Once, you have identified the source of the discrepancy, you can modify the simulation setup to reflect reality in a better fashion. For example, you can change the traffic model, or the wireless channel loss model, or something else, to better capture the real-life effects in simulation. At this stage, the project is basically open-ended. There is no one right answer, as long as you can convince me of your answer.
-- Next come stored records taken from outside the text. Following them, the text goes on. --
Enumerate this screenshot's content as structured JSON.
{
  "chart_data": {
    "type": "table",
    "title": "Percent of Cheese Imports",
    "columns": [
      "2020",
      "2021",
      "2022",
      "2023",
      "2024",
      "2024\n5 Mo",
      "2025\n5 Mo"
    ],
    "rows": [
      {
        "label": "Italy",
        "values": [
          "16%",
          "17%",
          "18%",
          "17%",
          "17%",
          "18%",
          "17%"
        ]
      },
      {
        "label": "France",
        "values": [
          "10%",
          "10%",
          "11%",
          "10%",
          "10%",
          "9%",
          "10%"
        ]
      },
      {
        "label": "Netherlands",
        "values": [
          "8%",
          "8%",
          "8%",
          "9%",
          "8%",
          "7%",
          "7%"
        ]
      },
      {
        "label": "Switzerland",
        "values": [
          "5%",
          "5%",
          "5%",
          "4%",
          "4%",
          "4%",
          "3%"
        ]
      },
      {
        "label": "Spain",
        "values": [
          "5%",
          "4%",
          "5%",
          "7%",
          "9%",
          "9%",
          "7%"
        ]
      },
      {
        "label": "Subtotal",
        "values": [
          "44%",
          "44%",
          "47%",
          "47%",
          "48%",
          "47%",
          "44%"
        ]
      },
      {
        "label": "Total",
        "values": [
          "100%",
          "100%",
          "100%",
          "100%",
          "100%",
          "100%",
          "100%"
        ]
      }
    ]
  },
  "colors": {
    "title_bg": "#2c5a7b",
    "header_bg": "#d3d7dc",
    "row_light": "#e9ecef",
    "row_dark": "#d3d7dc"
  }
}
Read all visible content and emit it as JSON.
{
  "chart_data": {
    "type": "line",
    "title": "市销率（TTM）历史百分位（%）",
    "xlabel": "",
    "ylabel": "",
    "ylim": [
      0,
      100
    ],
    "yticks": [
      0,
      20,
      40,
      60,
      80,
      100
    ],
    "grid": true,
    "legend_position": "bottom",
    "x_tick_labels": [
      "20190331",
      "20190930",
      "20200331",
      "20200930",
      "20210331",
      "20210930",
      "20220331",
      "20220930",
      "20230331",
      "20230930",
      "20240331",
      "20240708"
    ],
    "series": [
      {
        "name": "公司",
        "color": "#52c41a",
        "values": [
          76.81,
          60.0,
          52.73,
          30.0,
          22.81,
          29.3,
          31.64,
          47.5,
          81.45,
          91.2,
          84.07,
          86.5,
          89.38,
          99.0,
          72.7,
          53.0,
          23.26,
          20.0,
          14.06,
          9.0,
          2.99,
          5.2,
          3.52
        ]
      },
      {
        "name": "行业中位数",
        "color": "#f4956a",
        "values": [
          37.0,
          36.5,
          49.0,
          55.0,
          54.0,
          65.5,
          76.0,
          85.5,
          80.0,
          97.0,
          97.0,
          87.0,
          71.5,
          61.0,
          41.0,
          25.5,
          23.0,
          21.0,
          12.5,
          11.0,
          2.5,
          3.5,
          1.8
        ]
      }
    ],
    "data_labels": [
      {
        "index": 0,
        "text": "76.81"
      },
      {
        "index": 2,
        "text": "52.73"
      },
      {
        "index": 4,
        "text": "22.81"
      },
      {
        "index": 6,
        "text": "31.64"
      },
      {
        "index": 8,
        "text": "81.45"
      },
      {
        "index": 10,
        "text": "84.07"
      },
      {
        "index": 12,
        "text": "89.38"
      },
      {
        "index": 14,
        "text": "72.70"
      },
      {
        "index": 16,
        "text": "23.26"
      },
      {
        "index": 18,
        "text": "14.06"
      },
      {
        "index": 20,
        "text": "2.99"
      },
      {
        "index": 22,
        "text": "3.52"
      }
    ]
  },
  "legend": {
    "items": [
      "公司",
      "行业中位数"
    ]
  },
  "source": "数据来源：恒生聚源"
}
Improving network performance in dense WiFi settings
This is the most challenging part of the project. I suggest you
attempt this only if you have completed the above work
thoroughly. That is, you have fully analyzed the trace file provided. You
have recreated the experiment in simulation, and you have reproduced
the network performance seen in real-life in your simulations as
well. Now, you can take the next bold step of trying to fix this
problem (in simulations of course!).
Once you have understood the performance bottleneck that is causing
a degradation in performance in a dense WiFi deployment, you can come
up with a fix to the bottleneck. The exact fix will depend on what
you identify as the problematic part of the network. Again, there is
no one right answer, and you can fix this problem in many
ways. Whatever fix you come up with, you will be required to implement
this fix, and demonstrate the improvement in performance before and
after your fix. For example, you can show that downloads are finishing
faster, or that network throughput has improved, or losses are lower,
or whatever. Please talk to me about your plans during monthly
reviews, and get feedback on your ideas.
Good luck! Hope you have fun and/or learn something useful during the project!